MIAMI -- Bill Parcells was his usual self, which means, he wasn't in the mood.
"How long's this gonna take?" he asked, before agreeing to only his second wide-ranging interview since taking over the Dolphins last December.
|He isn't a head coach anymore, but you'll still find Bill Parcells on the practice field. (US Presswire)|
Then Dolphins owner Wayne Huizenga called with a job offer for something called "executive vice president of football operations."
It meant Parcells could hire five of his former assistants from Dallas, including GM Jeff Ireland, and plan for the Lombardi Trophy.
"Once you've been to the pinnacle, won the Super Bowl," he said, "nothing is good enough. It's like Pat Riley said, 'There's two emotions, winning and misery.'"
Sometimes, of course, you can't tell if Parcells is winning or just miserable. But underneath is a guy who actually is what he is, even if he loves the theater of it all.
"I absolutely don't want to coach again, but I love teaching -- even more, I love teaching the coaches," said Parcells, who can be seen after practice talking to head coach Tony Sparano or showing a lineman how to shed a block. "I enjoy the process, acquiring and teaching players to mold them into a competitive unit.
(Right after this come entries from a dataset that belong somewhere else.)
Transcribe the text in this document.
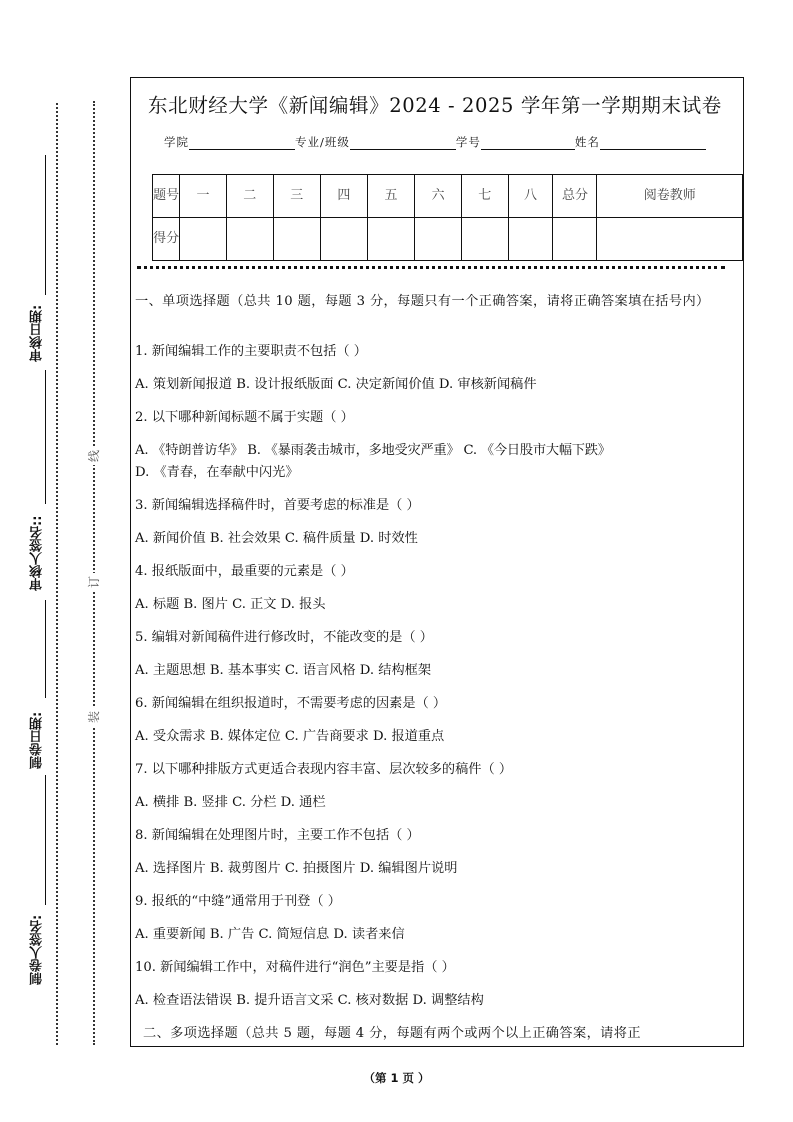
审核日期:
审核人签名::
制卷日期:
制卷人签名:
线
订
装
东北财经大学《新闻编辑》2024 - 2025 学年第一学期期末试卷
学院	专业/班级	学号	姓名
题号	一	二	三	四	五	六	七	八	总分	阅卷教师
得分										

一、单项选择题（总共 10 题，每题 3 分，每题只有一个正确答案，请将正确答案填在括号内）

1. 新闻编辑工作的主要职责不包括（ ）

A. 策划新闻报道 B. 设计报纸版面 C. 决定新闻价值 D. 审核新闻稿件

2. 以下哪种新闻标题不属于实题（ ）

A. 《特朗普访华》 B. 《暴雨袭击城市，多地受灾严重》 C. 《今日股市大幅下跌》

D. 《青春，在奉献中闪光》

3. 新闻编辑选择稿件时，首要考虑的标准是（ ）

A. 新闻价值 B. 社会效果 C. 稿件质量 D. 时效性

4. 报纸版面中，最重要的元素是（ ）

A. 标题 B. 图片 C. 正文 D. 报头

5. 编辑对新闻稿件进行修改时，不能改变的是（ ）

A. 主题思想 B. 基本事实 C. 语言风格 D. 结构框架

6. 新闻编辑在组织报道时，不需要考虑的因素是（ ）

A. 受众需求 B. 媒体定位 C. 广告商要求 D. 报道重点

7. 以下哪种排版方式更适合表现内容丰富、层次较多的稿件（ ）

A. 横排 B. 竖排 C. 分栏 D. 通栏

8. 新闻编辑在处理图片时，主要工作不包括（ ）

A. 选择图片 B. 裁剪图片 C. 拍摄图片 D. 编辑图片说明

9. 报纸的“中缝”通常用于刊登（ ）

A. 重要新闻 B. 广告 C. 简短信息 D. 读者来信

10. 新闻编辑工作中，对稿件进行“润色”主要是指（ ）

A. 检查语法错误 B. 提升语言文采 C. 核对数据 D. 调整结构

二、多项选择题（总共 5 题，每题 4 分，每题有两个或两个以上正确答案，请将正

（第 1 页 ）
I think of myself as a guidance counselor."
I asked him, in racing terms, if he took the long view of coaching, like trainer Nick Zito does with his horses, or the short view, like D. Wayne Lukas.
"I've always had to take the Zito approach because that's always been the situation," he said. "The Patriots were 9-39 (over three years) before I got there, the Jets 10-38, the Cowboys 15-33. I think I know how to turn it around."
Parcells said the "reservoir" of coaching thousands of players has taught him a few things, among them, that "confrontation is healthy."
"I learned it from my mother," said Parcells who grew up in northern New Jersey. "I think if you put the cards on the table, it reduces sensitivity. OK, and maybe I use a little verbal castigation now and then."
He recalled that "even though Lawrence Taylor and I might not be speaking to each other all week, he would come stand next to me on Sunday at the beginning of the national anthem. You can look at footage of any game. It showed we were in it together."
For the Dolphins, Parcells won't compromise his vision. Building with young players and a few veterans, his style is be good or be gone. And even when you're good -- like franchise record-holding kicker Jay Feely -- you won't be the man if you don't fit the plan.
"I have certain non-negotiables," said Parcells. "I want height in my linebackers (goodbye Zach Thomas). I want pressure players, guys who can get to the quarterback. When we scout, we look for defensive lineman who can move back. Harry Carson was a defensive lineman in college, so was Matt Millen, so was Willie McGinest. They have to be all over the field. I'm not going to change."
After 30 years, he has certain players, certain games, that are central to him.
"I think Curtis Martin is what the National Football League should be all about," Parcells said of his former running back with the Patriots and Jets. "He was a young man without any family structure, a bad environment, who maximized his opportunity as a player and as a person. I have a high, high, high regard for Curtis Martin."
One of his signature games is the '91 NFC Championship Game where the Giants beat the 49ers 15-13 on five field goals from Matt Bahr.
"That game had so many great players, so many great plays," he said. "The referee, Jerry Markbreit, told me he'd officiated 467 games and that was the greatest game he'd ever seen."
I asked him if it were the first time he hugged a kicker. He made a face.
Parcells said his coaching/teaching influences came from four greats -- Chuck Noll, Chuck Knox, Al Davis and Tom Landry. From them, he learned how to coach and how to deal with the media.
It was fitting, in both categories, that at the end of practice Tuesday, Parcells was working with wide receiver Davone Bess -- teaching him the stiff-arm.